天欲明時,滿府銀裝素裹。
裴辰離開正賢閣時,少有的心情舒適,頭一次,他在父親嘴里聽到了由衷的夸獎。
回到院落里,正遇一雙哥兒要去讀書。
他伏下身子,“淩哥兒,好生讀書。”
往常,裴辰少有這么教誨孩子,淩哥兒不明,抬頭看向父親,重重點頭,“父親放心,孩兒定然篤學不倦、勤學好問,向四叔看齊,學有所成。”
“好!”
得裴辰夸贊,更小些的桓哥兒也仰著小腦瓜子,“孩兒也會好好讀書!”
“真乖!”
裴辰輕撫兩個小腦瓜子,“多讀書才能跟你們四叔一樣,頂立裴家門戶,才能護得這一府親眷安危。”
“是,父親。”
小孩子未必懂這般多,但淩哥兒少見父親這般激動,帶著桓哥兒,乖巧應了。
“去吧,好生跟隨你們大哥,兄弟定要患難與共,同舟共濟。”
目送兩個兒子跟著小廝離開后,他轉身踏進蕭引秀的房中,蕭引秀早在屋內洞悉他的到來,昨兒安王府出了這么大的事兒,她也后怕得一夜不曾睡安穩。

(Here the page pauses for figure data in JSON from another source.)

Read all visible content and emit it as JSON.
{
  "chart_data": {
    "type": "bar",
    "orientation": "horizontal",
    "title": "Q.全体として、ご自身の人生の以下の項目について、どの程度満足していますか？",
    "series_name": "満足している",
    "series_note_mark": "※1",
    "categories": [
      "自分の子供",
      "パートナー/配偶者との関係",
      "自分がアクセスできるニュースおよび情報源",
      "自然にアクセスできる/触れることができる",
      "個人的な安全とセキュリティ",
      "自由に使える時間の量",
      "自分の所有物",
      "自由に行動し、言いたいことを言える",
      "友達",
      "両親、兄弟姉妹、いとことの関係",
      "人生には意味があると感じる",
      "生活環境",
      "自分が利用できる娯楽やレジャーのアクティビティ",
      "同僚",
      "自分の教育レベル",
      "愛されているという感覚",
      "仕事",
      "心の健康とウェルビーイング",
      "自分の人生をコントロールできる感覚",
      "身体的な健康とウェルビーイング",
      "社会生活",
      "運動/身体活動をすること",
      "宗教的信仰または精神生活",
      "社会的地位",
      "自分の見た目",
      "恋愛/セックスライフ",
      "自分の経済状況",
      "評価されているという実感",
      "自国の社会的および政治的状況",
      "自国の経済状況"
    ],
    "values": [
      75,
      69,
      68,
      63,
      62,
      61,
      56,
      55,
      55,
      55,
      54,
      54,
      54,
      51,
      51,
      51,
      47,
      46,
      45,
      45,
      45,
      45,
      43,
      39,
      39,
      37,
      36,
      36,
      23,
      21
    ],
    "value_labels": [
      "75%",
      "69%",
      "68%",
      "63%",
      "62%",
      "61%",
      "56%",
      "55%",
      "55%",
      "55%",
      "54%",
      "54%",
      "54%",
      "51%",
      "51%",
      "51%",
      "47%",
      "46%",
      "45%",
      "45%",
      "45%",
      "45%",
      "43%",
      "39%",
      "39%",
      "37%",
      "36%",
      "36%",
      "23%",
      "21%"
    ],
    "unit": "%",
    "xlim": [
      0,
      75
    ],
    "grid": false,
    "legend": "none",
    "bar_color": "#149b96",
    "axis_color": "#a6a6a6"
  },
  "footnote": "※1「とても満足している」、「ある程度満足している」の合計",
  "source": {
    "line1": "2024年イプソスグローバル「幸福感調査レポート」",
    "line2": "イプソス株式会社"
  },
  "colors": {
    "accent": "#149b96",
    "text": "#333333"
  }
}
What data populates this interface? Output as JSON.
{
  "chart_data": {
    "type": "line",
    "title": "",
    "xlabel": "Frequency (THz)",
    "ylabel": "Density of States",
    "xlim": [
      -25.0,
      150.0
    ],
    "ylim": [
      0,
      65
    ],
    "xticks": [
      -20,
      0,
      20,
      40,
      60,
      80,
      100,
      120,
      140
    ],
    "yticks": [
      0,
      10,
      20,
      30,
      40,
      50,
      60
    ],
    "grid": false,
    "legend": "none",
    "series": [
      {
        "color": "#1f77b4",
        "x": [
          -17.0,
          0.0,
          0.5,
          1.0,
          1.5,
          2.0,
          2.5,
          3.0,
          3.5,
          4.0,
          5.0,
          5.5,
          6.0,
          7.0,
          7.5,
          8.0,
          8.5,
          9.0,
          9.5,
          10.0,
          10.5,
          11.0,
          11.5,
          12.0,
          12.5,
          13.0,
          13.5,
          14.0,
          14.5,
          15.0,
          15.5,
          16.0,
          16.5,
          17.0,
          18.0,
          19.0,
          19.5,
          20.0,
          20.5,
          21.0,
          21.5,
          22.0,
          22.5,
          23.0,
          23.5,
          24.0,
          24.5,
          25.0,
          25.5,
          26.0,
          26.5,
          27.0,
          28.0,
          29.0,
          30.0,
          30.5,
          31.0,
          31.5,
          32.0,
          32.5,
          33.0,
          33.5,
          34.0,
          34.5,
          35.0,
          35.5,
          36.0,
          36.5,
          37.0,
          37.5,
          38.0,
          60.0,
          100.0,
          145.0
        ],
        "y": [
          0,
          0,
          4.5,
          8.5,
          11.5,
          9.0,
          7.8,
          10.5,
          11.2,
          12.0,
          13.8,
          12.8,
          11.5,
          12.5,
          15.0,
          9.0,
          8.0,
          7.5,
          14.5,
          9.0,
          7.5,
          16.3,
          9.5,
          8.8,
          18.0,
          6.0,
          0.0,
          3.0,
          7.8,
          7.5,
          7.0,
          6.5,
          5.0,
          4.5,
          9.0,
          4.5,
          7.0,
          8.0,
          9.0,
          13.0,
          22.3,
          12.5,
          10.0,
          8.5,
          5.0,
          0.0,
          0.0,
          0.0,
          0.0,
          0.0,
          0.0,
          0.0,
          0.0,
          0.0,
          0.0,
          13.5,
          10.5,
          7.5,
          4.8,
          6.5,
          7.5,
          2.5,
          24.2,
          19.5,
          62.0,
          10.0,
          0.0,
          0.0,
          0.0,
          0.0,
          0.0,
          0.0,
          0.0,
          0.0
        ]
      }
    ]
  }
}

兼之張芳慧剛誕下小女兒,她忙里忙外的,幾乎不曾好生睡過,等回到屋子里來,問了小丫鬟,才知世子自回府之后,就往正賢閣去了。
“夫人,今日之事,好生兇險。”
霜月后怕不已,蕭引秀長嘆一聲,“莫說是你這小丫鬟,就是我,也被嚇了一跳。幸好——”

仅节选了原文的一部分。